Ludwig van BEETHOVEN
A primeira década do século XIX é testemunha da fase mais produtiva de Beethoven. Nesses anos, pontilhados de insucessos amorosos, em que a surdez que o acomete avança lenta e implacavelmente, Beethoven explode como gênio inteiramente original, adotando em definitivo (ao menos ideologicamente) uma atitude romântica face à vida e à arte. Obras determinantes da estética beethoveniana, constituintes de um marco definitivo na história da música, são geradas e estreadas nesse alvorecer dos oitocentos: as duas sonatas op. 27 (ambas denominadas, paradoxalmente, “quasi una fantasia”), o terceiro e o quarto concertos para piano e orquestra, a quinta e a sexta sinfonias, a Apassionata, a Sonata “a Kreutzer”, dentre muitas outras.
De fato, em 1808, Beethoven oferece a um assombrado público vienense um concerto extraordinário, que teve lugar no teatro An der Wien. O programa compreendia nada menos do que as primeiras audições da quinta e sexta sinfonias, do quarto concerto para piano e orquestra (tendo o próprio compositor como solista) e da Fantasia para Piano, Coro e Orquestra. O público se mostra relativamente apático, certamente por não reconhecer o gênero de prazer a que estava habituado. Essa reação do público demonstra claramente a adoção de uma nova postura estética em Beethoven, que o desvincula do continuísmo clássico e cria laços estreitos com a ideologia romântica, especialmente no que concerne ao direito quase revolucionário de uma expressão individual: a expressão de um gênio criador, consciente de sua missão diante de um status quo que precisa ser modificado.
A Sexta Sinfonia foi composta entre os anos de 1806 e 1808, mas já se encontram esboços dessa obra em blocos de notas que datam de 1802. O próprio título da sinfonia deu a Beethoven certo trabalho: pensou chamá-la inicialmente “Sinfonia Característica, ou Lembranças da Vida Campestre”. Imaginou depois chamá-la Sinfonia Pastorella, mas optou finalmente pelo nome que conhecemos hoje: Sinfonia Pastoral. Experiência única em Beethoven, o “conceito” dessa sinfonia funda-se no movimento de se tentar utilizar a música dita “pura” para se tentar expressar realidades e conteúdos extramusicais.
Não se deve, porém, associar esse conceito ao de música programática. A rigor, não há um texto ou um programa literário que explicite o desenrolar musical.
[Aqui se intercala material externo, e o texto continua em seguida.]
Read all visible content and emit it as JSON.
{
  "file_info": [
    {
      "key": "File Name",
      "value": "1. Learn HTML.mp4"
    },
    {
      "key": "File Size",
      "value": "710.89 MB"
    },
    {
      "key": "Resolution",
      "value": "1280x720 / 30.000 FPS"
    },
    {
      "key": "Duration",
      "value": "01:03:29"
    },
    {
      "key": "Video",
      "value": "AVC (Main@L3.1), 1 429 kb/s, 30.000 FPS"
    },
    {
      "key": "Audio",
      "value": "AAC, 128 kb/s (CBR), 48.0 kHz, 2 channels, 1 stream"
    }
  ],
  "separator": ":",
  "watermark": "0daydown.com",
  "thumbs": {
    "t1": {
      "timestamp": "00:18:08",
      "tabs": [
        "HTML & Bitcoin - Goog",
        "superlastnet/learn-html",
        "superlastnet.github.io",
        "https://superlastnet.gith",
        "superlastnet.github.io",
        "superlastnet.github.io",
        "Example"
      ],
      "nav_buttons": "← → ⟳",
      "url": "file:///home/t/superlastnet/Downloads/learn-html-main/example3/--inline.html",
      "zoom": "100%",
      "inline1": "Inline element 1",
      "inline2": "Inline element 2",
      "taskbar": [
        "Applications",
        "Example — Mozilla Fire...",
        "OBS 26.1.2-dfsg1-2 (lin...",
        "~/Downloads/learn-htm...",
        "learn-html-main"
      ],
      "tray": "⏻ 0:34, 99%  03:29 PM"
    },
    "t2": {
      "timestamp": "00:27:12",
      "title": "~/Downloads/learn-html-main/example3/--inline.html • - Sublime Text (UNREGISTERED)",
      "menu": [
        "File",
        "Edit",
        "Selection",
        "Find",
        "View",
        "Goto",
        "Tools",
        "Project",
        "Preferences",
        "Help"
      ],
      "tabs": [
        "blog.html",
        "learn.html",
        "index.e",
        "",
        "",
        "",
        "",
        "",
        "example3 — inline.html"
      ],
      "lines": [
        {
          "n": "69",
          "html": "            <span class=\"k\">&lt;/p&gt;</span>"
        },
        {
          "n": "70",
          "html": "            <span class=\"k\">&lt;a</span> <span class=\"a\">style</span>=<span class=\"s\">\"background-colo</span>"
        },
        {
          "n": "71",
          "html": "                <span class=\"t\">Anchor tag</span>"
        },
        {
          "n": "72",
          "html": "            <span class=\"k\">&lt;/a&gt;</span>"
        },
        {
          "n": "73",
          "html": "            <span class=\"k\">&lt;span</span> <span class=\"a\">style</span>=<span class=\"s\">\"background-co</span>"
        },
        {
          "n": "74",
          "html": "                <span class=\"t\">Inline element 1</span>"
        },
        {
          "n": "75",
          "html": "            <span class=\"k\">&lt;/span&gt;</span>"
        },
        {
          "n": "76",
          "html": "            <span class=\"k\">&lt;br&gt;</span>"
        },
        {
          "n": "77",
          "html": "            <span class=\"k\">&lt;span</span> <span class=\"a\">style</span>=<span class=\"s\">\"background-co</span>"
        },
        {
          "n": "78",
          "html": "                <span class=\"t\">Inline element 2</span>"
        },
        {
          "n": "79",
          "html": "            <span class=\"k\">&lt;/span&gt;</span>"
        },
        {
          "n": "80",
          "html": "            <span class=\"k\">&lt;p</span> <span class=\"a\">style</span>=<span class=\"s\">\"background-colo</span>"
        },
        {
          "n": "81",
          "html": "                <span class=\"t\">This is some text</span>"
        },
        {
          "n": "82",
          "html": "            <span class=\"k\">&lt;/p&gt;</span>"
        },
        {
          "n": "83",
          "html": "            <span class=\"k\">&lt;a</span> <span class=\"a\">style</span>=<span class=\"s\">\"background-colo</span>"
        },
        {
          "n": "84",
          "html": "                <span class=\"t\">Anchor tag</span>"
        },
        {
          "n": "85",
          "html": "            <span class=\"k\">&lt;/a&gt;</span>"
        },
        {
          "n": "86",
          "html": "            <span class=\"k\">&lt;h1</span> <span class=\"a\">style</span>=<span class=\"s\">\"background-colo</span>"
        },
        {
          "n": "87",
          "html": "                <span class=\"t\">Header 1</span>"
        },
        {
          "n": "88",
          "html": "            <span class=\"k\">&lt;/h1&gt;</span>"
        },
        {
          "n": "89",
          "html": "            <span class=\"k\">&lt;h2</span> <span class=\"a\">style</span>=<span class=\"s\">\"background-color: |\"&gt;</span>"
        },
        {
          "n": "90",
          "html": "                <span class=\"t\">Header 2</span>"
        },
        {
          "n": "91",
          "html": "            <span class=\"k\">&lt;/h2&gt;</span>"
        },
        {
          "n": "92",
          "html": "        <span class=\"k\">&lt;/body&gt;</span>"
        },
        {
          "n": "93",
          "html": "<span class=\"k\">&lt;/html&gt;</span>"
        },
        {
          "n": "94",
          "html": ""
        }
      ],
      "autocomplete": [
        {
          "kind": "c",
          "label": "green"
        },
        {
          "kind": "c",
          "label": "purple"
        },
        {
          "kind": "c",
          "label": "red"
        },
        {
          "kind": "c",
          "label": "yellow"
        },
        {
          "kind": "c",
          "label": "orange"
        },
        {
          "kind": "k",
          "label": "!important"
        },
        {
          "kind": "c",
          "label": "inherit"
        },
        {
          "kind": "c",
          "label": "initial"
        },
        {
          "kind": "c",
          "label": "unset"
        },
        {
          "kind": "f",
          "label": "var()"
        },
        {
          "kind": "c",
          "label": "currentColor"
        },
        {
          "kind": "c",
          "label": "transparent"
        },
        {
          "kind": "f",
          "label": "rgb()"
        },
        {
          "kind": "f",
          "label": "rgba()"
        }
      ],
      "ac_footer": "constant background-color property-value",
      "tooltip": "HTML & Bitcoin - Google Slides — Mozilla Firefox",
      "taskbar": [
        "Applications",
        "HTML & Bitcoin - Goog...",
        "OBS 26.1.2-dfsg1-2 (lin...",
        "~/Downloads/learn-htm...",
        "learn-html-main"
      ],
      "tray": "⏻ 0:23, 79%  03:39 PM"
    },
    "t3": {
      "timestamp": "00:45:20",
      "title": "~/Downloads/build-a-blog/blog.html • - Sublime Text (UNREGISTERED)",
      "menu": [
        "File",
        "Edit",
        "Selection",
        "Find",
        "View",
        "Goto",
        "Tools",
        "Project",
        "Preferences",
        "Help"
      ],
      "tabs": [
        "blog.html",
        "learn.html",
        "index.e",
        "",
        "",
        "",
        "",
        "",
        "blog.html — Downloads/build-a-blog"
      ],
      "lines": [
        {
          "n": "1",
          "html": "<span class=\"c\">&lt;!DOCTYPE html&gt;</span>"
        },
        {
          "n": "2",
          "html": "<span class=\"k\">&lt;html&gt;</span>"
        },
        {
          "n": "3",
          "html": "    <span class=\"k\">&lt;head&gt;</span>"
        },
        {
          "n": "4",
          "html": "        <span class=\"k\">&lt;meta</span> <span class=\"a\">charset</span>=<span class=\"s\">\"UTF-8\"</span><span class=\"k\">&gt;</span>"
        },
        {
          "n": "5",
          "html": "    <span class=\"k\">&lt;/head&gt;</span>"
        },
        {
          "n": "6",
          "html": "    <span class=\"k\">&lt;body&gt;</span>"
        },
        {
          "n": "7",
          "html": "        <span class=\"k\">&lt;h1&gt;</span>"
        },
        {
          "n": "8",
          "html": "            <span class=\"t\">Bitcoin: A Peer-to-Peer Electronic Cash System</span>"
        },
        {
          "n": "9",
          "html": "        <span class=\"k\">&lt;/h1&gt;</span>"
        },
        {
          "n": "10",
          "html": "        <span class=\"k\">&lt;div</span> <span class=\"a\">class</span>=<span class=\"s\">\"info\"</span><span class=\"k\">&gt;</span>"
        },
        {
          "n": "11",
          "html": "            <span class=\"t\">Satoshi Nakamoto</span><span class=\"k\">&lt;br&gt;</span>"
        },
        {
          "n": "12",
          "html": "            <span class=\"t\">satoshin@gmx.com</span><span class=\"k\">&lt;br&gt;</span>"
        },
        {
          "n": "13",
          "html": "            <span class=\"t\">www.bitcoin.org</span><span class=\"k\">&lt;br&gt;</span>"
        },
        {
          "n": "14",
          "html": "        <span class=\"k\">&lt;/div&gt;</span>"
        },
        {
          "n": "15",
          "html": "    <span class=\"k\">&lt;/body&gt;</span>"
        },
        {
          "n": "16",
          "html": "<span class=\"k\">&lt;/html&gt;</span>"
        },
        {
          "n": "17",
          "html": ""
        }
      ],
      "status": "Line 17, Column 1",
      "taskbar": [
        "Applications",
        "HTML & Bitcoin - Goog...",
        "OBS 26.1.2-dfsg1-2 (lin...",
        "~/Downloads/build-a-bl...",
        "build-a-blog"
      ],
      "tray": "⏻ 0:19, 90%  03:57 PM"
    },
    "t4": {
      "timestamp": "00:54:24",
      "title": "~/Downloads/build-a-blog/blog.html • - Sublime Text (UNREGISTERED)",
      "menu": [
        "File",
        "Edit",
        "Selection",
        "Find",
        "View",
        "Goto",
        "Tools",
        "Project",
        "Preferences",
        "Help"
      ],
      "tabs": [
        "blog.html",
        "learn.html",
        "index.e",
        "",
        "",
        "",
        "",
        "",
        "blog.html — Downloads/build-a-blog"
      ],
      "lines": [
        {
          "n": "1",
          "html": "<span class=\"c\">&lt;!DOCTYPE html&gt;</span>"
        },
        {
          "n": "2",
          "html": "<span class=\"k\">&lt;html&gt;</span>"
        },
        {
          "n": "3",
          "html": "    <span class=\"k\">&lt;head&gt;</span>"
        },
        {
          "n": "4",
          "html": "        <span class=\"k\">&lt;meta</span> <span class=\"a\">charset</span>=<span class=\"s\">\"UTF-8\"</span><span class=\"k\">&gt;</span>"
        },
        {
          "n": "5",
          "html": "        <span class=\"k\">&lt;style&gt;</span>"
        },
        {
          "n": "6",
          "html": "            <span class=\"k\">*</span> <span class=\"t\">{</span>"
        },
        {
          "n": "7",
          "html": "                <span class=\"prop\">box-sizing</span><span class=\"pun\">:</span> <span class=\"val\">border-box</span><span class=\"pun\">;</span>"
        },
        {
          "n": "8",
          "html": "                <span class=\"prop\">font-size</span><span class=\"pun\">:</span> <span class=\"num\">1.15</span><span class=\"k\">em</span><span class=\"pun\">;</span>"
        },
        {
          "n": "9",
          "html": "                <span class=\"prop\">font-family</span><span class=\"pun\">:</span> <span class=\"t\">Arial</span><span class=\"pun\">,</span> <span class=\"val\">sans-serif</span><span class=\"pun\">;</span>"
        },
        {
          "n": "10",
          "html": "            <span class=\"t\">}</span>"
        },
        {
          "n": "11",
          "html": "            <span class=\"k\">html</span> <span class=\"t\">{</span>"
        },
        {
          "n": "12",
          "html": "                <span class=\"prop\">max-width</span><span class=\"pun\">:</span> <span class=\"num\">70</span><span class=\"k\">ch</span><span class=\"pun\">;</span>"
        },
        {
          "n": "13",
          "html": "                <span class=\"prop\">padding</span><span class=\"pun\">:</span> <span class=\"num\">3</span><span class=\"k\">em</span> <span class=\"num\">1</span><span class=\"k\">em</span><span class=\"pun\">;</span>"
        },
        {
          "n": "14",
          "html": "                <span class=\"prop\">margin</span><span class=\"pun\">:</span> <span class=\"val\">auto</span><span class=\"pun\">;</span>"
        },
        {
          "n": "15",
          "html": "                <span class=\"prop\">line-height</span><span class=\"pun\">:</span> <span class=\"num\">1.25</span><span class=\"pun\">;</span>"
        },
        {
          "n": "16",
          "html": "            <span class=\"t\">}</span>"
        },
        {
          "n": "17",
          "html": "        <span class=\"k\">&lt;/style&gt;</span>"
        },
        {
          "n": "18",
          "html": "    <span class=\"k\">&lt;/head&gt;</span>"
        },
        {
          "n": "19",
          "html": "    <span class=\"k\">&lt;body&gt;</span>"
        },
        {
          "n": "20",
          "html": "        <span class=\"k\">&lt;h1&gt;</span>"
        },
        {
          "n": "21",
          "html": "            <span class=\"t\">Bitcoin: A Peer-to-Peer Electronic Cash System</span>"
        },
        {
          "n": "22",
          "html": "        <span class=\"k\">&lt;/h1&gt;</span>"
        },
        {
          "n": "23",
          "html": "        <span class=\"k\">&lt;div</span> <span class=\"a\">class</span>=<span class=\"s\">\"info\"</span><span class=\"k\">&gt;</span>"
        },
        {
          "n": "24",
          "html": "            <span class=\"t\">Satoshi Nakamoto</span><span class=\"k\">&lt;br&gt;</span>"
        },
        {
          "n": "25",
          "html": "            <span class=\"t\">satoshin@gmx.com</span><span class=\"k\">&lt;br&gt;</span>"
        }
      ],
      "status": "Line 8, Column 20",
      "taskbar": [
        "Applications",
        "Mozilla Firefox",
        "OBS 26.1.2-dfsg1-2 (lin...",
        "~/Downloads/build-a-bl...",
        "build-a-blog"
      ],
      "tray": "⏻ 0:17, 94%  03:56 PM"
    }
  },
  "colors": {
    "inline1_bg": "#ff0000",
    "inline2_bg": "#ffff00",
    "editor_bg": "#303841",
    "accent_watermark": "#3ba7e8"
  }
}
A música da Pastoral não narra qualquer “história”. O próprio Beethoven afirma que “a descrição é inútil”, e faz estampar à testa da partitura a indicação de que a música, aí, era “mais expressão de sentimentos do que pintura”. Tal afirmação vincula Beethoven declarada e conscientemente à ideologia romântica e faz reconhecer que a arte musical só pode referir-se ao mundo enquanto existência sonora. As “impressões campestres” são, na Pastoral, impressões do próprio compositor, que as transfigura e elabora em realidades musicais. Não há, na Pastoral, descrição. Há, isso sim, evocações de impressões pessoais processadas e elaboradas conscientemente, e finalmente sublimadas em linguagem musical.